Union Pacific begins work on $550 million Brazos Yard, its largest capital investment ever

Union Pacific begins work on $550 million Brazos Yard, its largest capital investment ever
World-Herald News Service
Union Pacific, whose deferred tax liabilities fell about $5 billion from the federal tax cut, has started construction on a $550 million rail yard in Texas that is the largest capital investment since its founding in 1862.

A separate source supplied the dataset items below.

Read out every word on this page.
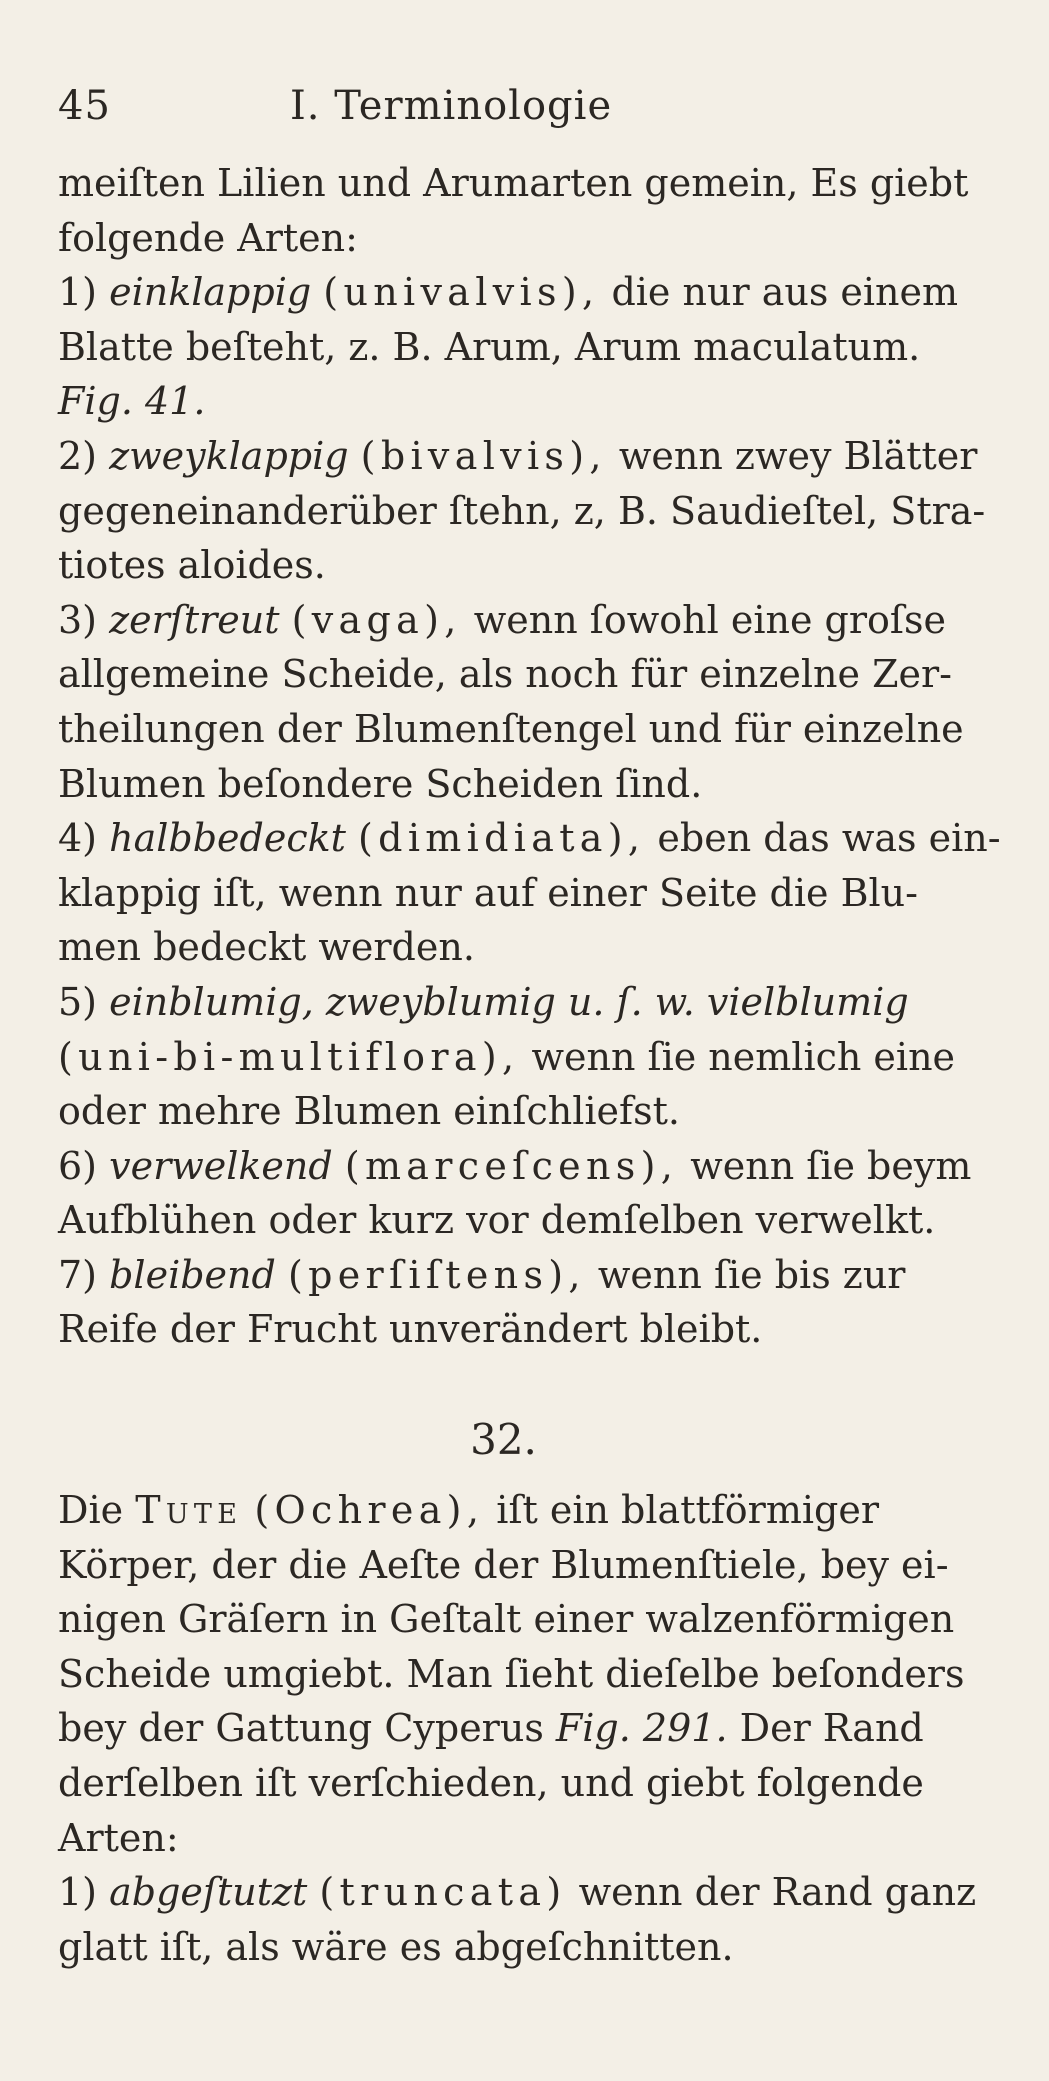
45	I. Terminologie
meiſten Lilien und Arumarten gemein, Es giebt
folgende Arten:
1) einklappig (univalvis), die nur aus einem
Blatte beſteht, z. B. Arum, Arum maculatum.
Fig. 41.
2) zweyklappig (bivalvis), wenn zwey Blätter
gegeneinanderüber ſtehn, z, B. Saudieſtel, Stra-
tiotes aloides.
3) zerſtreut (vaga), wenn ſowohl eine groſse
allgemeine Scheide, als noch für einzelne Zer-
theilungen der Blumenſtengel und für einzelne
Blumen beſondere Scheiden ſind.
4) halbbedeckt (dimidiata), eben das was ein-
klappig iſt, wenn nur auf einer Seite die Blu-
men bedeckt werden.
5) einblumig, zweyblumig u. ſ. w. vielblumig
(uni-bi-multiflora), wenn ſie nemlich eine
oder mehre Blumen einſchliefst.
6) verwelkend (marceſcens), wenn ſie beym
Aufblühen oder kurz vor demſelben verwelkt.
7) bleibend (perſiſtens), wenn ſie bis zur
Reife der Frucht unverändert bleibt.
32.
Die Tute (Ochrea), iſt ein blattförmiger
Körper, der die Aeſte der Blumenſtiele, bey ei-
nigen Gräſern in Geſtalt einer walzenförmigen
Scheide umgiebt. Man ſieht dieſelbe beſonders
bey der Gattung Cyperus Fig. 291. Der Rand
derſelben iſt verſchieden, und giebt folgende
Arten:
1) abgeſtutzt (truncata) wenn der Rand ganz
glatt iſt, als wäre es abgeſchnitten.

It is called the Brazos Yard, and work began this month at the site in Robertson County, Texas, about halfway between Dallas and Houston. Omaha-based Union Pacific says it will be able to handle about 1,300 railcars a day as a “classification yard ... where railcars are separated and sorted by destination before being assembled into new trains headed across the country.”
Union Pacific, with about 8,000 employees in Nebraska, operates 14 yards in its 23-state territory west of the Mississippi, including the vast Bailey Yard in North Platte, Nebraska. That is the largest classification yard in the world, according to U.P., capable of switching 14,000 railcars a day. The company says the new yard in Texas will have no effect on the North Platte yard’s scope of operations or employment. The Brazos site is where seven Union Pacific rail lines meet, “making it a strategic point for freight rail traffic traveling” to all compass points, including south to Mexico, where U.P. is the only one of the seven Class I U.S. railroads serving all seven train crossings into the country.
“Brazos Yard will support Union Pacific’s customers that represent a wide variety of economic drivers across Texas, including cross-border traffic, petrochemicals, consumer goods and plastics,” U.P. said.
This week, Union Pacific reported fourth-quarter cargo volume that was little changed, amid earnings per share that missed analyst estimates by 1 cent.